The usefulness and applications of artificial intelligence have really been ramped up, as AI is being deployed across numerous industry sectors to great results. So the question for businesses is no longer whether AI should be adopted, but the best way of adopting AI into current business processes – and that means deciding whether you should buy AI software, or have it built in-house.
It’s not a simple decision, and it can become complicated depending on your business needs. For example, some companies rely on AI for powering their core business features. This includes companies like Uber and their autonomous vehicles, or advanced recommendation engines on websites like Netflix, where the software uses AI to better tailor recommendations to the user.
Amazon has also been investing heavily into AI, and even launched Amazon Go, a chain of physical retail stores with absolutely no checkout aisles. Using a lot of sophisticated technology such as computer vision, sensor fusion, and machine learning, Amazon Go convenience stores literally track every item removed (or placed back) onto the shelves, updating the user’s virtual checkout cart and billing them through their Amazon account.
Of course, these are examples of Fortune 500 companies putting serious money into AI technology, and we want to aim this article towards the average business where AI is useful for data analysis purposes. To get a better idea, you may want to check out some predicted data analytics trends to watch out for in 2020.
So first, let’s break down exactly how AI enhances data analysis for businesses.
How artificial intelligence positively impacts business data analysis
Big data analytics are nothing new, and the concept of data analytics has been around for many years. What’s changed, however, is that big data analytics has been vastly improved by artificial intelligence. Before AI, companies used entire teams of researchers and market analysts to track trends, customer habits, and everything else that big data covers.
Now with AI-driven data analysis, companies can have all of the answers they need pretty much immediately, at their fingertips. Not only does this save a ton of money on hiring research experts, but it provides the most accurate possible results, free of human error.
Artificial intelligence is able to convert information based on historical data into accurate predictions, answering questions such as whether customers will favorably receive new products, the probability of customer churn, but it can also streamline other company activities like accounting, human resources, and financial tracking. As an example to the power of AI-driven big data analysis, AI can be used to scour the web for instances of copyright infringement, such as your trademark logo or copyrighted images and products appearing on other websites.
Building or buying AI for data analysis: Your options
The decision to build or buy AI for your data analysis boils down to how unique your business needs are, in regards to the application of AI. So it’s important to evaluate your core objective in implementing artificial intelligence into your business. Do you want AI to completely transform and become a core asset of your business, or do you only need AI for simple tasks?
For companies that wish to use AI for handling routine activities, it’s preferable to buy artificial intelligence software as a service. Building AI in-house can cost millions of dollars and months of training the machine learning algorithm, and AI service vendors already have all of this ready for you, and can make adjustments to the software to suit your needs in most cases.

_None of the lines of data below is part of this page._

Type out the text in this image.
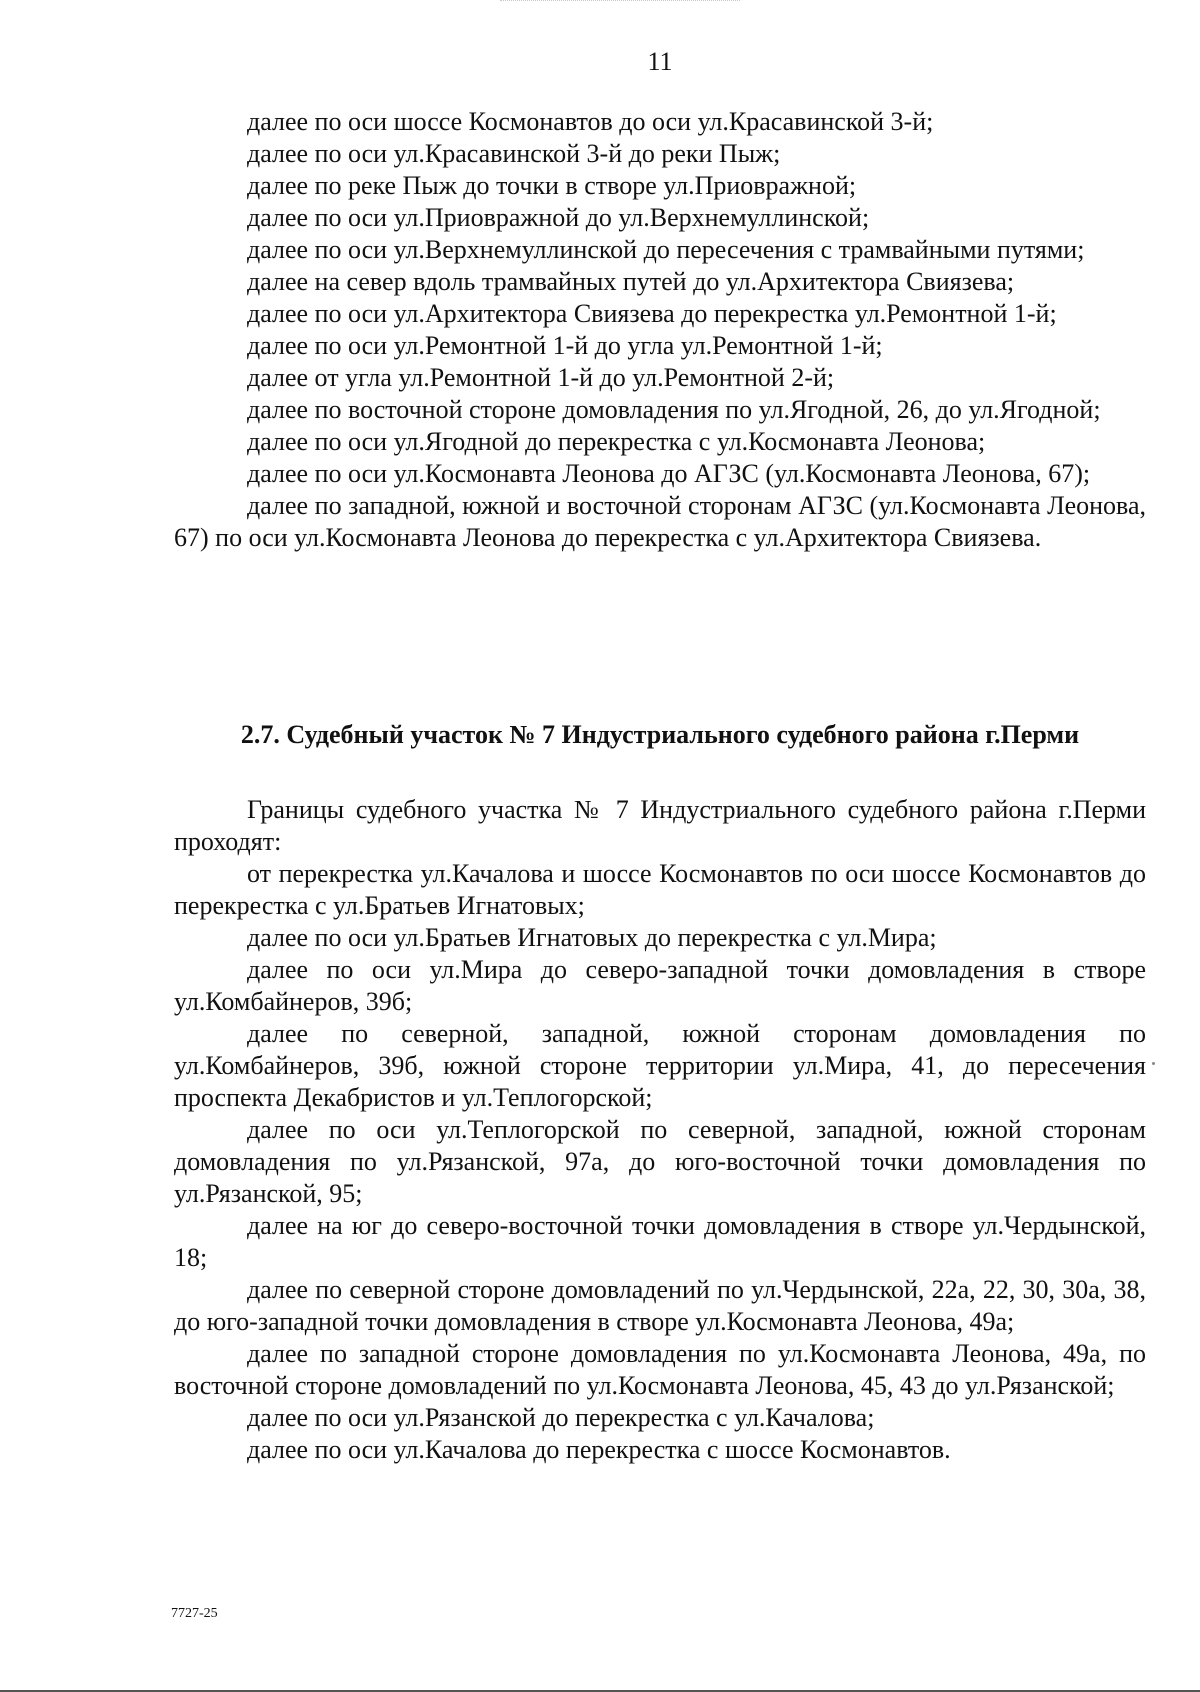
11

далее по оси шоссе Космонавтов до оси ул.Красавинской 3-й;

далее по оси ул.Красавинской 3-й до реки Пыж;

далее по реке Пыж до точки в створе ул.Приовражной;

далее по оси ул.Приовражной до ул.Верхнемуллинской;

далее по оси ул.Верхнемуллинской до пересечения с трамвайными путями;

далее на север вдоль трамвайных путей до ул.Архитектора Свиязева;

далее по оси ул.Архитектора Свиязева до перекрестка ул.Ремонтной 1-й;

далее по оси ул.Ремонтной 1-й до угла ул.Ремонтной 1-й;

далее от угла ул.Ремонтной 1-й до ул.Ремонтной 2-й;

далее по восточной стороне домовладения по ул.Ягодной, 26, до ул.Ягодной;

далее по оси ул.Ягодной до перекрестка с ул.Космонавта Леонова;

далее по оси ул.Космонавта Леонова до АГЗС (ул.Космонавта Леонова, 67);

далее по западной, южной и восточной сторонам АГЗС (ул.Космонавта Леонова, 67) по оси ул.Космонавта Леонова до перекрестка с ул.Архитектора Свиязева.

2.7. Судебный участок № 7 Индустриального судебного района г.Перми

Границы судебного участка № 7 Индустриального судебного района г.Перми проходят:

от перекрестка ул.Качалова и шоссе Космонавтов по оси шоссе Космонавтов до перекрестка с ул.Братьев Игнатовых;

далее по оси ул.Братьев Игнатовых до перекрестка с ул.Мира;

далее по оси ул.Мира до северо-западной точки домовладения в створе ул.Комбайнеров, 39б;

далее по северной, западной, южной сторонам домовладения по ул.Комбайнеров, 39б, южной стороне территории ул.Мира, 41, до пересечения проспекта Декабристов и ул.Теплогорской;

далее по оси ул.Теплогорской по северной, западной, южной сторонам домовладения по ул.Рязанской, 97а, до юго-восточной точки домовладения по ул.Рязанской, 95;

далее на юг до северо-восточной точки домовладения в створе ул.Чердынской, 18;

далее по северной стороне домовладений по ул.Чердынской, 22а, 22, 30, 30а, 38, до юго-западной точки домовладения в створе ул.Космонавта Леонова, 49а;

далее по западной стороне домовладения по ул.Космонавта Леонова, 49а, по восточной стороне домовладений по ул.Космонавта Леонова, 45, 43 до ул.Рязанской;

далее по оси ул.Рязанской до перекрестка с ул.Качалова;

далее по оси ул.Качалова до перекрестка с шоссе Космонавтов.

7727-25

This is because the current model of machine learning mostly excels at repetitive administrative tasks, like searching for redundant customer records, verifying shipments from supplier invoices, and predicting customer trends based on things like customer feedback.
When you purchase AI-driven software as a service, the vendor will also be responsible for integrating the AI applications into your existing IT environment, as well as training your IT technicians on how to use the AI software, and additional things like training the machine learning algorithms for your specific business needs.
If you decide to buy AI software as a service, you’ll need to decide whether you want to purchase from a specialized AI vendor, or go with enterprise software that comes equipped with AI-based features and abilities.
AI Specialist Vendor versus Enterprise Software
If you choose a specialist vendor, the advantages often come in the form of cost and time saving. The vendor will already have data scientists and software engineers for training the machine learning models. However, there is risk involved with specialist vendors.
There are tons of AI company startups, and like all startups, many will not last.
On the other hand, you have the option of approaching your existing software vendors, who may have already added AI capabilities to systems that you’re already using. This is a great route to take, because the system already has access to massive data sets, including your own business data history, and this data can be quickly implemented.
Hybrid AI solutions
If it’s too difficult to decide between AI specialist vendors or AI-capabilities from your existing enterprise software, you do in fact have the option of a hybrid solution, in that you can integrate purchased AI technology with your existing software, using open source AI tools like Microsoft’s Cognitive Toolkit, or Google’s TensorFlow. This makes it easier and more cost effective to “build” your own AI.
There are also numerous cloud-based AI services that make it easy for companies to get started on building their own AI applications. This includes companies like Google, Amazon, and SAP, which all offer a variety of AI tools and templates, such as customer service chatbots, image recognition software, and speech recognition processing. These providers often offer a pay-as-you-go model, which means you can rent the computing power necessary for running machine-learning applications (which takes vast amounts of GPU and/or CPU resources, depending on the model training being done).
Final advice on deciding whether to build or buy AI solutions
To get a good idea of exactly how and where you should implement AI into your business for the purpose of data analysis, you should look at competing businesses within your sector. You can also educate yourself further, such as by watching TED talk videos with presentations that focus on AI and big data analysis.